Après avoir mis en place cette approche en confrontant Marilyn Monroe à une entité presque abstraite et patriarcale du monde des studios, Dominik le prolonge par l’interaction de l’actrice aux différents hommes de sa vie. Objet attirant mais superficiellement exploité à l’écran, Marilyn Monroe devient synonyme de pur désir sexuel de cinéma avec le Niagara de Henry Hathaway (1953) où elle joue une femme fatale. Cette sensualité affichée et assumée dans sa persona filmique répond à sa sulfureuse liaison à la ville (totale invention du livre et du film) avec Charlie Chaplin jr et Edward G. Robinson jr, enfants débauchés de l’aristocratie hollywoodienne. Si l’absence du père marque les errances de Norma Jean, l’omniprésence du leur écrasent « Cass » Chaplin et Eddy Robinson, vide qu’ils noient ensemble dans des orgies sexuelles torrides. Dominik se montre fidèle au livre de manière assez folle dans ses provocations, et conjugue avec le brio une nouvelle fois par la seule image le stupre et le glamour, la transition de Norma Jean à Marilyn par un sidérant fondu enchaîné passant de l’étreinte torride sur un lit aux chutes du Niagara dans le film éponyme. Le bonheur furtif, l’état d’esprit volatile passe notamment par les changements de format (et du noir et blanc à la couleur), tel ce cinémascope venant s’inviter lors du pur bonheur du trio durant une scène nocturne de plage dont les étoiles deviennent les spermatozoïdes menant à la première grossesse de Marilyn et un basculement au format carré la ramenant à sa prison dorée. Elle ne peut être une mère dans ce que les hommes/le public/les studios projettent en Marilyn, mais elle ne peut davantage endosser cette maternité à cause de la meurtrissure de sa propre enfance. L’ambiguïté règne ainsi entre le choix et la contrainte lors d’une traumatisante scène d’avortement basculant dans le pur cauchemar.

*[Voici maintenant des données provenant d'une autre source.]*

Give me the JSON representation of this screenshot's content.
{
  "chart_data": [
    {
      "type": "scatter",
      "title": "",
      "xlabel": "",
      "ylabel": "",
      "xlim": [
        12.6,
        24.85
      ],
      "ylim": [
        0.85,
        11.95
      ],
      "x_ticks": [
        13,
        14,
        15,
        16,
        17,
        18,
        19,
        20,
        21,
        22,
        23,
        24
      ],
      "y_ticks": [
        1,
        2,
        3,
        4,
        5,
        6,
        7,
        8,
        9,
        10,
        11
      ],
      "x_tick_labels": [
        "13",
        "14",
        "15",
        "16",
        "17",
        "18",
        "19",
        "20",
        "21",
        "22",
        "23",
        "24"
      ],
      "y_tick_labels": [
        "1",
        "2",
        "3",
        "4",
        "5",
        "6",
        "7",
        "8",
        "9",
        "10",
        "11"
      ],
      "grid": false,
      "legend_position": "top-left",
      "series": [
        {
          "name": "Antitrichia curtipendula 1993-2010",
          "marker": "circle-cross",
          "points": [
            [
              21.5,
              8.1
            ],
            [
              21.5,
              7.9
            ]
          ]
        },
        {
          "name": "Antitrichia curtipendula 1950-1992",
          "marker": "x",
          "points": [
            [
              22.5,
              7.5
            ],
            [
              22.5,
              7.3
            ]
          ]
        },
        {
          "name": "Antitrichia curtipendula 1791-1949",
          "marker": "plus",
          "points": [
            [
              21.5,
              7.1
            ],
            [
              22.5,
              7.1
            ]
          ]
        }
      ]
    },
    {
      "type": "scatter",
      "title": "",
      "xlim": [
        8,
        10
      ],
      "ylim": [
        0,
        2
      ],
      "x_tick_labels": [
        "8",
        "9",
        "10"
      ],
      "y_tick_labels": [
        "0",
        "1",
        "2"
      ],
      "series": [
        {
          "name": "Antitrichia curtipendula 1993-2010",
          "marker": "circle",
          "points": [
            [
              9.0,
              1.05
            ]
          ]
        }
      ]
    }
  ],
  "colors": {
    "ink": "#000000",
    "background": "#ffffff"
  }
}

Tout oppressant qu’il soit, Blonde entrecroise donc l’intimité de son héroïne et son personnage public sans être définitif puisque l’un peut être le refuge de l’autre au fil du récit. Tous les grands amours de sa vie sont des figures protectrices et matures qu’elle appelle « Daddy », du joueur de baseball Jo DiMaggio au dramaturge Arthur Miller. A l’idéal de femme au foyer soumise du premier Marilyn répond par une de ses séquences les plus légendaires avec la scène de la robe soulevée de Sept ans de réflexion (1955). Malgré le regard concupiscent des hommes, cet instant rend via la sensualité de Marilyn sa liberté à Norma Jean, l’alter-ego séduisant de cinéma la libère des chaînes qui contraignent les femmes ordinaires des années 50. La silhouette en amorce de ce corps admiré et désiré se place dans une somptueuse composition de plan face au visage furieux et anonyme de celui qui ne pourra jamais vraiment le posséder, Joe DiMaggio. 

 

Avec Arthur Miller, Marilyn est la réminiscence de Magda, un amour de jeunesse non consommé de l’auteur et évoqué dans son texte A Boy Grew in Brooklyn. Leurs premières scènes communes sont édifiantes, Miller se montrant surpris de voir la star Marilyn Monroe auditionner pour un de ses texte et lors de leur discussion étonné et condescendant en découvrant qu’elle a lu Tchekhov et fait des rapprochements avec son œuvre. Ce n’est que quand elle s’avère mieux avoir cerné « Magda » que lui que Miller en tombe amoureux, ne voyant ni Marilyn, ni Norma Jean (son hésitation à savoir comment l’appeler n’a de charmante que l’apparence) mais ce souvenir passé. Andrew Dominik perverti ainsi toutes l’iconographie mythique entourant le couple Marilyn Monroe/Arthur Miller en reprenant un pan entier de toutes les photographies d’époque (notamment pour le magazine Life) et la teinte de ce malaise sous cette apparence de bonheur parfait. Si Joe DiMaggio était un socle viril mais un piètre interlocuteur spirituel et intellectuel, Miller ne s’abandonne jamais complètement aux charmes domestiques et fait de son épouse une matière et inspiration de plus à son grand œuvre. Marilyn le ressent inconsciemment et physiologiquement, ce qui la mène à une fausse couche, les spotlights d’Hollywood ne faisant plus office de refuge comme le montre cette terrifiante évocation du tournage de Certains l’aiment chaud (1959). 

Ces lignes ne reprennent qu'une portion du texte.